Romeo Castellucci nous propose une lecture inattendue mais bienvenue du Requiem de Mozart, dont il faut d’abord se rappeler qu’il n’est pas une œuvre scénique. Mais de nos jours, la tendance est à mettre en scène des oratorios ou autres œuvres du genre. On connaît le talent de Romeo Castellucci, la radicalité de ses interpellations scéniques. Pour le meilleur et pour le pire. Il nous a émerveillés, il nous a aussi prodigieusement agacés.
Son Requiem de Mozart est paradoxalement un hymne à la vie : quelle que soit l’inexorabilité de notre destin, quel que soit celui, tout aussi inexorable, que nous préparons pour notre société humaine, la vie s’impose toujours.
Les notes et les airs sont ceux d’un chant de mort. Exactement servi par l’Orchestre et le Chœur Pygmalion, précisément dirigés par Raphaël Pichon. Ainsi traitées, les notes amplifient ce que les mots disent. Ajoutons que la partition de Mozart est, et c’est une bonne initiative, enrichie notamment de chants grégoriens, célestes.
En contraste, Castellucci développe un autre langage, celui des corps en mouvement, celui d’une scénographie aux multiples suggestions. Il y a la mort inéluctable bien sûr, mais il y a la vie aussi, tout aussi inéluctable.
La mort ? Dans la séquence initiale d’une femme âgée, éteignant sa télévision-images du monde, mordant dans une pomme, buvant une dernière gorgée d’eau, s’allongeant sur son lit, dans lequel, magie, elle s’enfonce et disparaît. Dans une des dernières séquences, fantastique, quand le plancher du décor s’élève lentement jusqu’à la verticale et que glisse inexorablement tout ce qui l’encombre, notamment des amas de terre : « Poussière, tu n’es que poussière ». La mort aussi dans ces phrases projetées qui, litanie sans fin, disent toutes les « extinctions », celles des civilisations, des peuples, des villes, des langues, de la faune et de la flore.
La vie ? Dans des danses dont les interprètes portent de magnifiques costumes de type folklorique, chez cette petite fille littéralement mise en couleurs vives, et surtout à la fin, alors que l’on croit que tout est irrémédiablement consommé, avec l’entrée sur le plateau, vêtues de blanc, de quatre générations de femmes, dont un tout petit bébé. S’élève alors du bord de la fosse, le chant d’un enfant, si fragile et si puissant.
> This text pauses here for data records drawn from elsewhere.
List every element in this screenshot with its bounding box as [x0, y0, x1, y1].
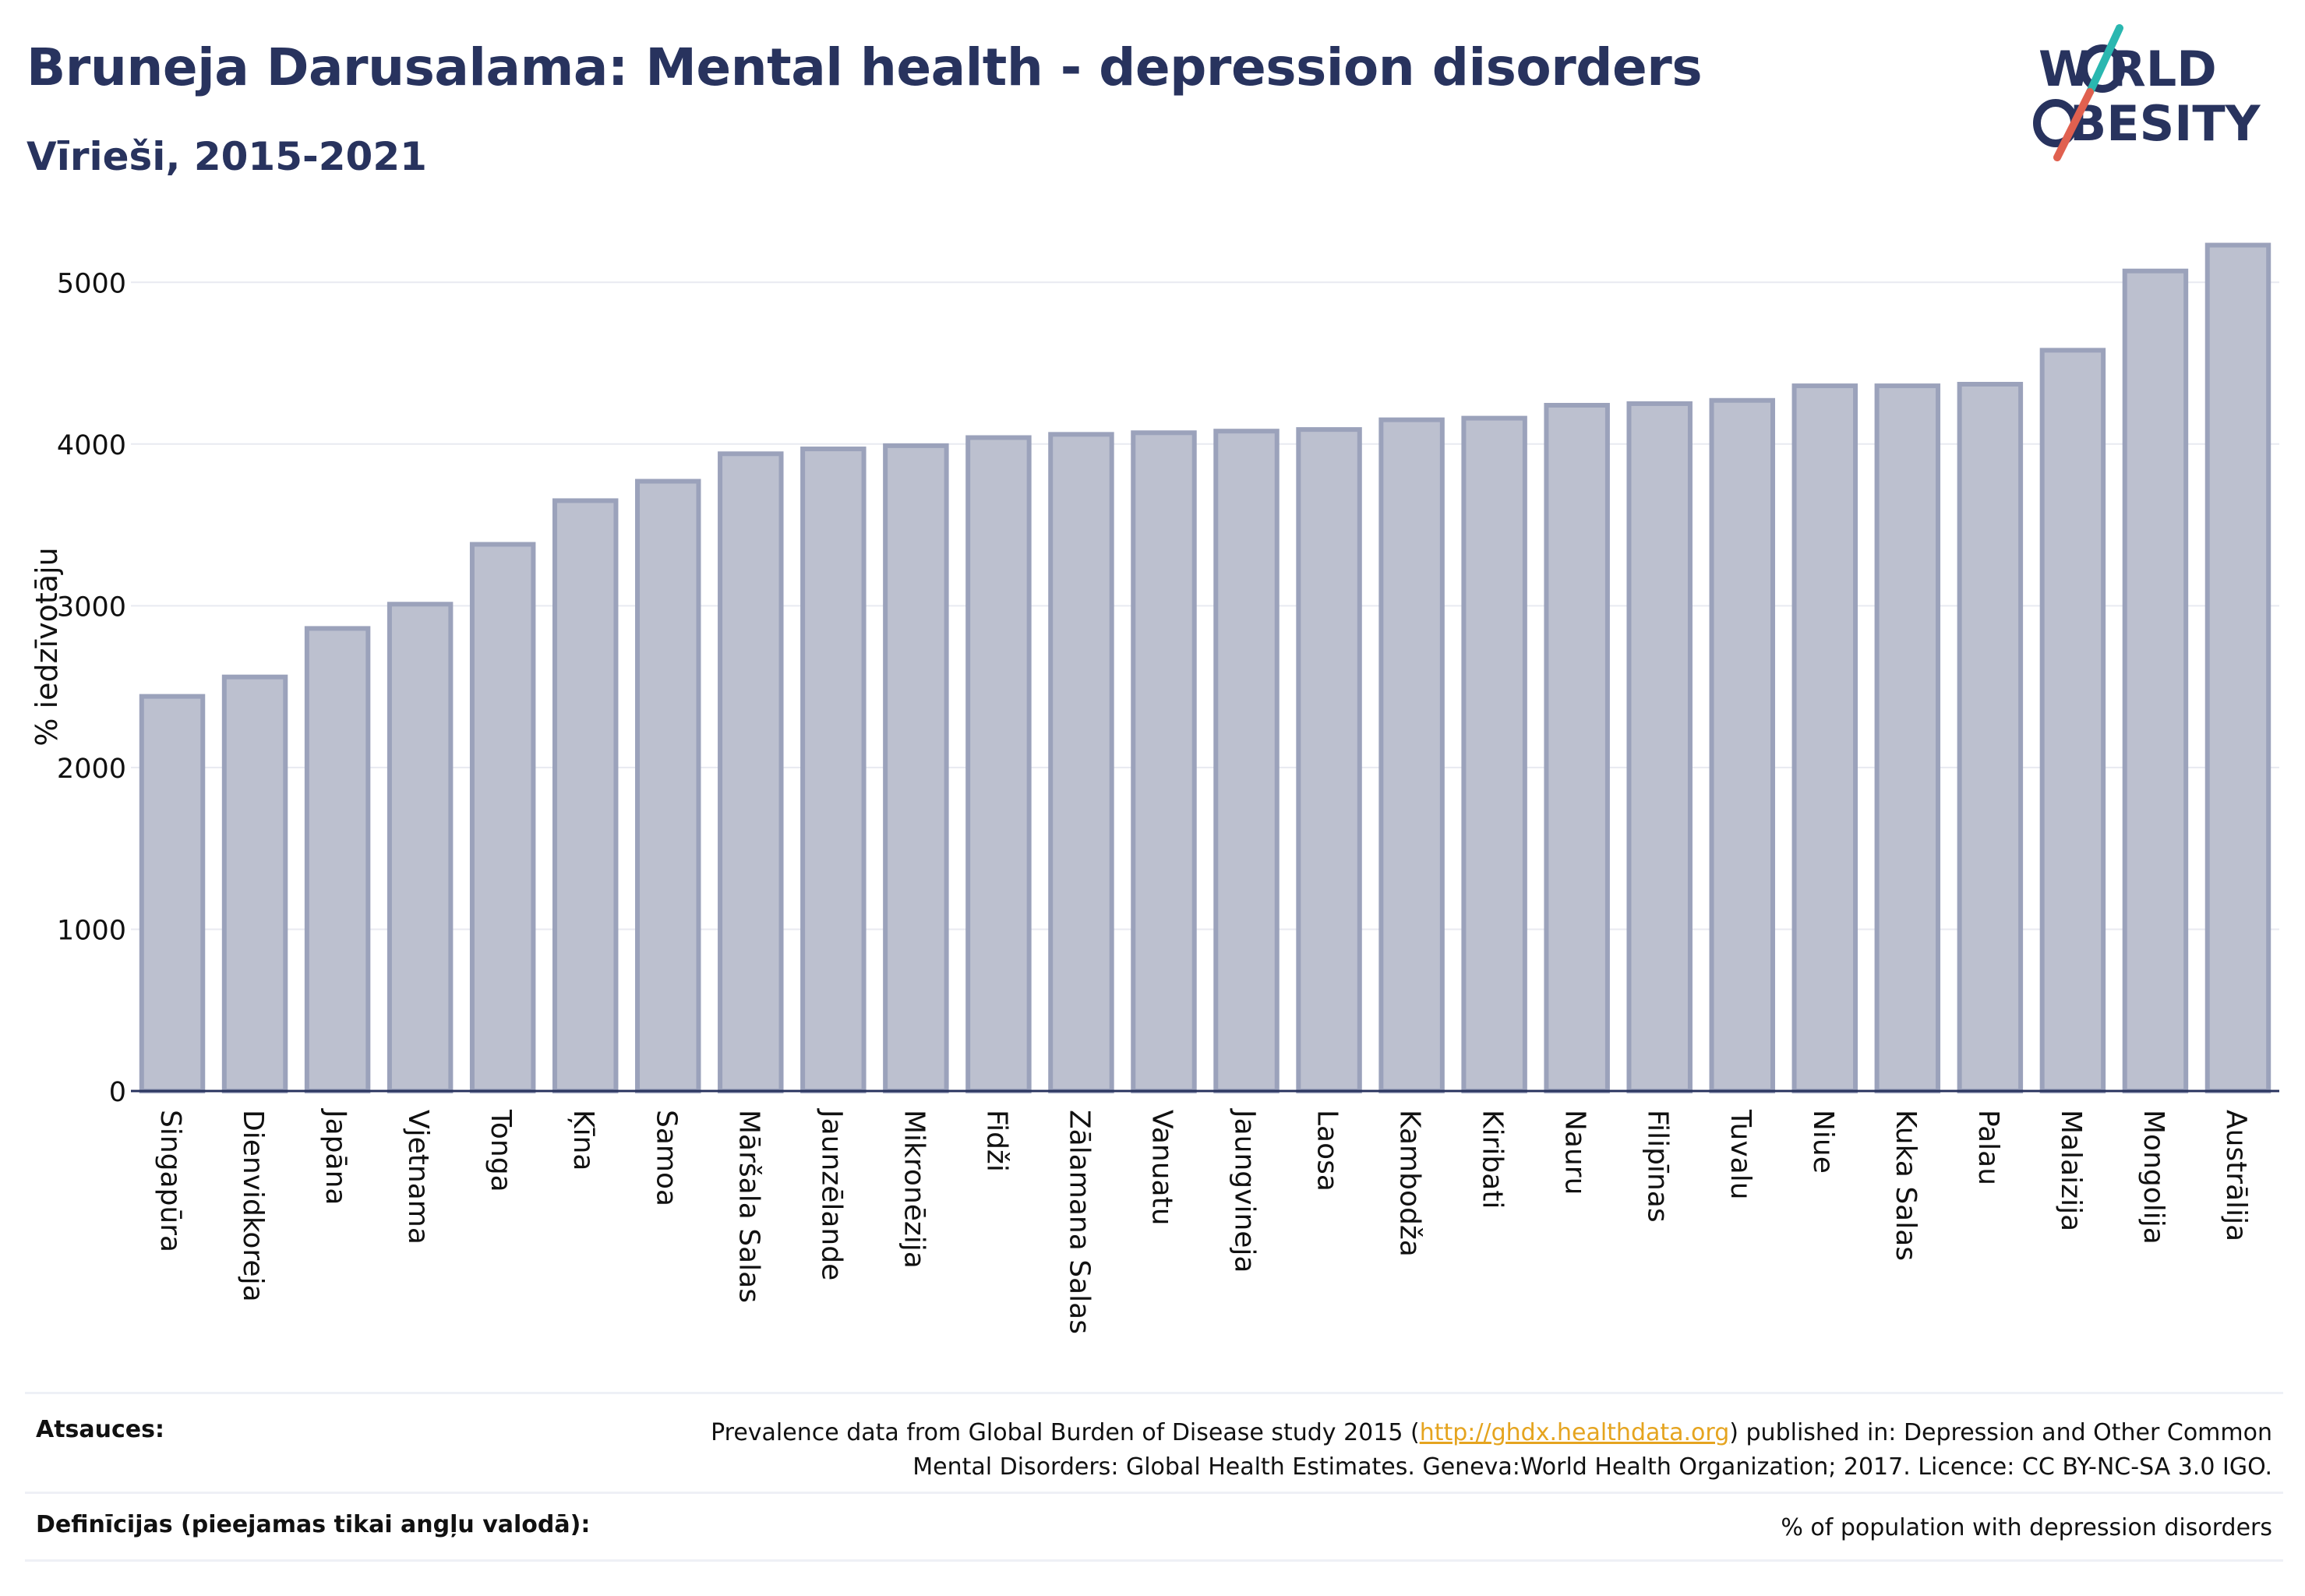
bar[interactable]: [387, 602, 454, 1093]
bar[interactable]: [221, 674, 288, 1093]
sources-text-start: Prevalence data from Global Burden of Di…: [711, 1419, 1420, 1446]
y-tick-label: 3000: [57, 591, 126, 623]
bar[interactable]: [1048, 432, 1114, 1093]
bar[interactable]: [2039, 348, 2106, 1093]
bars: [139, 242, 2271, 1093]
bar[interactable]: [1544, 403, 1610, 1093]
chart-title: Bruneja Darusalama: Mental health - depr…: [26, 37, 1703, 97]
x-tick-label: Kiribati: [1477, 1110, 1509, 1209]
sources-section: Atsauces: Prevalence data from Global Bu…: [25, 1392, 2283, 1494]
x-tick-label: Niue: [1807, 1110, 1839, 1174]
x-tick-label: Vanuatu: [1145, 1110, 1177, 1226]
bar[interactable]: [2122, 268, 2189, 1093]
bar[interactable]: [1709, 397, 1775, 1093]
sources-label: Atsauces:: [36, 1416, 164, 1443]
sources-text-end: ) published in: Depression and Other Com…: [1729, 1419, 2272, 1446]
x-tick-label: Kuka Salas: [1890, 1110, 1922, 1261]
bar[interactable]: [1461, 415, 1527, 1093]
bar[interactable]: [1957, 382, 2024, 1093]
logo-o1-ring: [2080, 44, 2125, 93]
x-tick-label: Ķīna: [567, 1110, 599, 1171]
x-tick-label: Jaunzēlande: [815, 1108, 847, 1280]
x-tick-label: Filipīnas: [1642, 1110, 1674, 1223]
x-tick-label: Nauru: [1559, 1110, 1591, 1195]
bar[interactable]: [800, 447, 867, 1093]
bar[interactable]: [718, 451, 784, 1093]
definitions-label: Definīcijas (pieejamas tikai angļu valod…: [36, 1511, 591, 1538]
logo-slash-red: [2053, 88, 2094, 161]
x-tick-label: Vjetnama: [402, 1110, 434, 1245]
definitions-text: % of population with depression disorder…: [1781, 1514, 2272, 1541]
x-tick-label: Palau: [1972, 1110, 2004, 1185]
y-tick-label: 2000: [57, 754, 126, 785]
logo-slash-teal: [2086, 24, 2123, 96]
y-tick-label: 4000: [57, 430, 126, 461]
y-axis-label: % iedzīvotāju: [30, 547, 64, 747]
x-tick-label: Laosa: [1311, 1110, 1343, 1192]
bar[interactable]: [2204, 242, 2271, 1093]
x-tick-label: Dienvidkoreja: [237, 1110, 269, 1302]
bar-chart: 0 1000 2000 3000 4000 5000 Singapūra Dienvidko…: [57, 242, 2279, 1334]
sources-text: Prevalence data from Global Burden of Di…: [711, 1416, 2272, 1485]
x-tick-label: Tonga: [485, 1109, 517, 1192]
chart-subtitle: Vīrieši, 2015-2021: [26, 134, 427, 179]
x-tick-labels: Singapūra Dienvidkoreja Japāna Vjetnama Tong…: [154, 1108, 2252, 1334]
x-tick-label: Māršala Salas: [732, 1110, 764, 1303]
world-obesity-logo: W RLD BESITY: [2033, 24, 2261, 161]
bar[interactable]: [304, 626, 371, 1093]
bar[interactable]: [1131, 430, 1197, 1093]
x-tick-label: Japāna: [319, 1108, 351, 1205]
x-tick-label: Tuvalu: [1724, 1109, 1756, 1200]
x-tick-label: Mongolija: [2137, 1110, 2169, 1245]
bar[interactable]: [1296, 427, 1362, 1093]
y-tick-label: 5000: [57, 268, 126, 299]
bar[interactable]: [469, 542, 536, 1093]
y-tick-label: 1000: [57, 915, 126, 946]
bar[interactable]: [965, 435, 1032, 1093]
x-tick-label: Mikronēzija: [898, 1110, 930, 1269]
bar[interactable]: [883, 443, 949, 1093]
bar[interactable]: [139, 694, 206, 1093]
x-tick-label: Fidži: [980, 1110, 1012, 1172]
x-tick-label: Austrālija: [2220, 1110, 2252, 1241]
bar[interactable]: [1791, 383, 1858, 1093]
y-tick-labels: 0 1000 2000 3000 4000 5000: [57, 268, 126, 1108]
sources-link[interactable]: http://ghdx.healthdata.org: [1419, 1419, 1730, 1446]
x-tick-label: Singapūra: [154, 1110, 186, 1252]
logo-line2: BESITY: [2070, 95, 2261, 152]
gridlines: [131, 281, 2279, 930]
bar[interactable]: [635, 478, 701, 1093]
x-tick-label: Malaizija: [2055, 1110, 2087, 1231]
bar[interactable]: [552, 498, 619, 1093]
x-tick-label: Zālamana Salas: [1063, 1110, 1095, 1334]
x-tick-label: Kambodža: [1394, 1110, 1426, 1257]
y-tick-label: 0: [109, 1077, 126, 1108]
sources-text-line2: Mental Disorders: Global Health Estimate…: [912, 1453, 2272, 1481]
x-tick-label: Jaungvineja: [1229, 1108, 1261, 1273]
bar[interactable]: [1378, 417, 1445, 1093]
bar[interactable]: [1626, 401, 1693, 1093]
x-tick-label: Samoa: [650, 1110, 682, 1206]
definitions-section: Definīcijas (pieejamas tikai angļu valod…: [25, 1492, 2283, 1562]
bar[interactable]: [1874, 383, 1941, 1093]
logo-line1: W RLD: [2038, 41, 2217, 97]
bar[interactable]: [1213, 429, 1280, 1093]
Quant à Christophe Honoré, il séduit d’abord pour décevoir ensuite, définitivement. Son idée : la Tosca de Puccini, dont un des personnages est une diva, est une célébration des grandes chanteuses. Il imagine donc que l’on offre chez elle à une diva âgée un spectacle qui la renvoie à ses heures de triomphe. Celle qui est fêtée est une vraie diva, Catherine Malfitano, célèbre notamment pour l’adaptation cinématographique de Tosca, tournée à Rome en temps réel. Lui fait face une jeune chanteuse, qui s’empare du rôle. Le premier acte répond au désir du metteur en scène. Ensuite, tout se déglingue, multipliant les tics d’une « mise en scène branchée ». C’est horripilant. Heureusement, il y a l’Orchestre de l’Opéra de Lyon et son chef Daniele Rustoni, qui nous offrent une lecture juste jusque dans le moindre détail de la partition et leur conjugaison. Il y a la Tosca d’Angel Blue, mûre dans sa juvénilité. Il y a le Mario de Joseph Calleja, à la virtuosité émouvante. Mais Puccini est desservi.